Santé : tiers payant partout en 2017…en principe !

Santé : tiers payant partout en 2017…en principe !

 

 

La ministre de la Santé a dévoilé les premières mesures de sa nouvelle stratégie de santé qu’elle détaillera dans la matinée. Une loi sera présentée et discutée au Parlement en 2014. Parmi les principales annonces: la généralisation du tiers payant d’ici à 2017, soit à la fin du quinquennat ! . Actuellement octroyé uniquement aux bénéficiaires de la couverture maladie universelle et de l’Aide médicale d’État, le tiers payant permet aux patients de ne pas payer immédiatement le prix de la consultation, remboursée directement au médecin par l’assurance maladie et la complémentaire. «Dès la fin de l’année prochaine, le tiers payant sera ainsi possible pour les ménages aux revenus modestes», ajoute la ministre de la Santé.

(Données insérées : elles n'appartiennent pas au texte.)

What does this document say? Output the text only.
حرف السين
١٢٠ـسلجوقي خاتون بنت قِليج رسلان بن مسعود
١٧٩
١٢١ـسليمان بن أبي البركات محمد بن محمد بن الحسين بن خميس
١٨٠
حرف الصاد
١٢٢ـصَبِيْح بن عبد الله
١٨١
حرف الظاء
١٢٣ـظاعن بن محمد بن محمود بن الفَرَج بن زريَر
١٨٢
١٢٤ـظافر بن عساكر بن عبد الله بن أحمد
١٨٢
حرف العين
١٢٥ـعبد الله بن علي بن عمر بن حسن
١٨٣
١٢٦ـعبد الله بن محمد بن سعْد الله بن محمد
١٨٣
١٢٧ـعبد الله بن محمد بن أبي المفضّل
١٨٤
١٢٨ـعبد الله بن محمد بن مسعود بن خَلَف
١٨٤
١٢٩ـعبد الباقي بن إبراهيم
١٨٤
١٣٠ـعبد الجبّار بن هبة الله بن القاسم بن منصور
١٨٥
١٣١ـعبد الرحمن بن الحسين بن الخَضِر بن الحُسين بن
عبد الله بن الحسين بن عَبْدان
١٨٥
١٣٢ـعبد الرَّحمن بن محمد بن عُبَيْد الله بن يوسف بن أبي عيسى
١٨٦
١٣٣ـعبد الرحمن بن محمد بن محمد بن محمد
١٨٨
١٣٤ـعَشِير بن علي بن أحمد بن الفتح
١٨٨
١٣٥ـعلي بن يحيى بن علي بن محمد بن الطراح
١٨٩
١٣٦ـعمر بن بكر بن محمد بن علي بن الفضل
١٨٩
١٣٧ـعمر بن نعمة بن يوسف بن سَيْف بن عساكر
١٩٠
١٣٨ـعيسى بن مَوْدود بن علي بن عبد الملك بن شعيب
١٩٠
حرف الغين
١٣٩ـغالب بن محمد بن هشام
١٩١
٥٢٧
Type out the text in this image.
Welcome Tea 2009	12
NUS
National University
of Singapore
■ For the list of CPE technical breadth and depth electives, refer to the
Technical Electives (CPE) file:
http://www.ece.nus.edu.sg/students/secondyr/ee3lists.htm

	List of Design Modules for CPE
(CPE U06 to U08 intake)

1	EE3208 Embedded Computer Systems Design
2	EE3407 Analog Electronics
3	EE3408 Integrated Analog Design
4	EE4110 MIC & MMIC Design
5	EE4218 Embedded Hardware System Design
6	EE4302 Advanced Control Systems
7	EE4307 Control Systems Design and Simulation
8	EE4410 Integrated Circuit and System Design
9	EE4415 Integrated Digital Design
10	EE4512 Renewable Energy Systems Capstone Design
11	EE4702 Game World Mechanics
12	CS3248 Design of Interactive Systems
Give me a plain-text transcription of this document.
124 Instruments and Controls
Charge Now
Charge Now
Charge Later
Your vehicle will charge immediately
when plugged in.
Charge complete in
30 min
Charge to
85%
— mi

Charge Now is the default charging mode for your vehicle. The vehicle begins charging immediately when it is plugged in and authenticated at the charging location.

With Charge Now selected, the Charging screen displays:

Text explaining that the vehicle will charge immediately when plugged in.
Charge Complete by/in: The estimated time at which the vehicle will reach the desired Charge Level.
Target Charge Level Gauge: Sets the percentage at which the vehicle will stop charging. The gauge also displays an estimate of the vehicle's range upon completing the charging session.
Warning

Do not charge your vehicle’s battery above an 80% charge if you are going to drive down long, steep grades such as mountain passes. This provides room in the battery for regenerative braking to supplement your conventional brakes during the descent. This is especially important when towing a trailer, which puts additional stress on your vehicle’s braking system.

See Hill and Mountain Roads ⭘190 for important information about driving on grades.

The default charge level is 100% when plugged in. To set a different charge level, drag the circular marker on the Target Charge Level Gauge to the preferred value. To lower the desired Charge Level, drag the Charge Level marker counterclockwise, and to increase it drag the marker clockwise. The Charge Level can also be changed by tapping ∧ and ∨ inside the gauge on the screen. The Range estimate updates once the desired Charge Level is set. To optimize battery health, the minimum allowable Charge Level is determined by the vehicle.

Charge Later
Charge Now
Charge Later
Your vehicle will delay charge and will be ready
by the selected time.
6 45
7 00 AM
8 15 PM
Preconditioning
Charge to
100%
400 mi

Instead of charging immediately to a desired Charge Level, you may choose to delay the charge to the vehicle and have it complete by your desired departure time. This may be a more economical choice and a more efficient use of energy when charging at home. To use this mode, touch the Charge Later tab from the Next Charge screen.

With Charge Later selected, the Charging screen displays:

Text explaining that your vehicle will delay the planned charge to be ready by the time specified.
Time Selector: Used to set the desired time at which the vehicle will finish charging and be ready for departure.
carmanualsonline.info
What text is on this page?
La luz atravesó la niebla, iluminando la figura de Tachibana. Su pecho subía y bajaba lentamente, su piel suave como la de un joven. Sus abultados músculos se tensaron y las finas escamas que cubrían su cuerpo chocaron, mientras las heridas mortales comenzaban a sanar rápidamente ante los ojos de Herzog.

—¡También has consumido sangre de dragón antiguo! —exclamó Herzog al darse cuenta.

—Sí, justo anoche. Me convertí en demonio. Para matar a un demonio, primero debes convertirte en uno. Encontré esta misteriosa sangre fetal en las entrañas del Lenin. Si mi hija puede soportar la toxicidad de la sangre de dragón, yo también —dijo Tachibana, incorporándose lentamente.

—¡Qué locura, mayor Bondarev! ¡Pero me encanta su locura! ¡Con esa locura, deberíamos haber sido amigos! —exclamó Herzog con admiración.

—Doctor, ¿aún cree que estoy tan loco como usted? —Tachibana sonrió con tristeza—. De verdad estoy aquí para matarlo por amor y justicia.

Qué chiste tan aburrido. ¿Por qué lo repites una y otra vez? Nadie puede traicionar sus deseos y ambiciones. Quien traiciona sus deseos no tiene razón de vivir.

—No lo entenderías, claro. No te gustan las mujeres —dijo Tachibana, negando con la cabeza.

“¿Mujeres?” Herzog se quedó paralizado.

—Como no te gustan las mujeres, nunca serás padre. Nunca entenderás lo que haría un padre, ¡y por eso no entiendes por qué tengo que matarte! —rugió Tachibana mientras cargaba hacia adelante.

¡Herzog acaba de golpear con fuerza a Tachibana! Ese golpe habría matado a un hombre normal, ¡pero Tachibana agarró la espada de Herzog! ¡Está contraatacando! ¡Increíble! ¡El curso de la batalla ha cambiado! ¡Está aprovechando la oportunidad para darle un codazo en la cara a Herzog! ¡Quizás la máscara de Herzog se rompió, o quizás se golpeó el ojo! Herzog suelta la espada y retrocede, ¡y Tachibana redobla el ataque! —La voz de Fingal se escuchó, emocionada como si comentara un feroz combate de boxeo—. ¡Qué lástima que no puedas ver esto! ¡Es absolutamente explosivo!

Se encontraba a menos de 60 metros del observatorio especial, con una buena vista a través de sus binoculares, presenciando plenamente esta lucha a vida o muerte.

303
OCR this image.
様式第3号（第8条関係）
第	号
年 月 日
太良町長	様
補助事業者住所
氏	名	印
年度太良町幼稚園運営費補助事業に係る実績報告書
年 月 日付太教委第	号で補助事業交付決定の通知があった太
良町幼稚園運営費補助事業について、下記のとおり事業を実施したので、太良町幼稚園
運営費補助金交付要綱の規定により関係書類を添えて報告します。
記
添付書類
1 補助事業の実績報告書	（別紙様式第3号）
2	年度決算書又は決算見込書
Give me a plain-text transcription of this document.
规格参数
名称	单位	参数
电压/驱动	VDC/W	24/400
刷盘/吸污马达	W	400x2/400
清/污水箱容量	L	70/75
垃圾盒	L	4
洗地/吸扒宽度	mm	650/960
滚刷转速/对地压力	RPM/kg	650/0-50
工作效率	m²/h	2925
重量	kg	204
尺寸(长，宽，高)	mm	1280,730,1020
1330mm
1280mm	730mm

Une annonce qui a d’ores et déjà suscité les critiques des médecins libéraux.  Marisol Touraine annonce également que pour faciliter l’accès aux soins dans les déserts médicaux le gouvernement va ouvrir «très prochainement» plus de 300 maisons de santé pluridisciplinaires et installer les «praticiens territoriaux». «Il y en aura 200 à la fin de l’année, indique-t-elle. Ce sont des médecins généralistes qui s’installent dans des zones désertées, et on leur assure un revenu garanti de 3600 euros par mois». Sans entrer dans les détails, la ministre a également évoqué les droits des patients qui vont «franchir une nouvelle étape», avec «dès l’année prochaine la possibilité d’actions de groupe en matière de santé». Et affirmé que «les critères des contrats» des mutuelles seront «renforcés» dans la prochaine loi de financement de la Sécurité sociale, présentée jeudi. Selon Libération, le gouvernement a, enfin, l’intention de relancer le dossier médical personnalisé pour faciliter l’échange d’informations entre professionnels de santé, au premier bénéfice des personnes âgées ou atteintes de maladies chroniques. «La stratégie nationale de santé ne vise ni à étatiser la médecine générale ni à marginaliser l’hôpital, mais à organiser le parcours de soins autour du patient», explique-t-elle.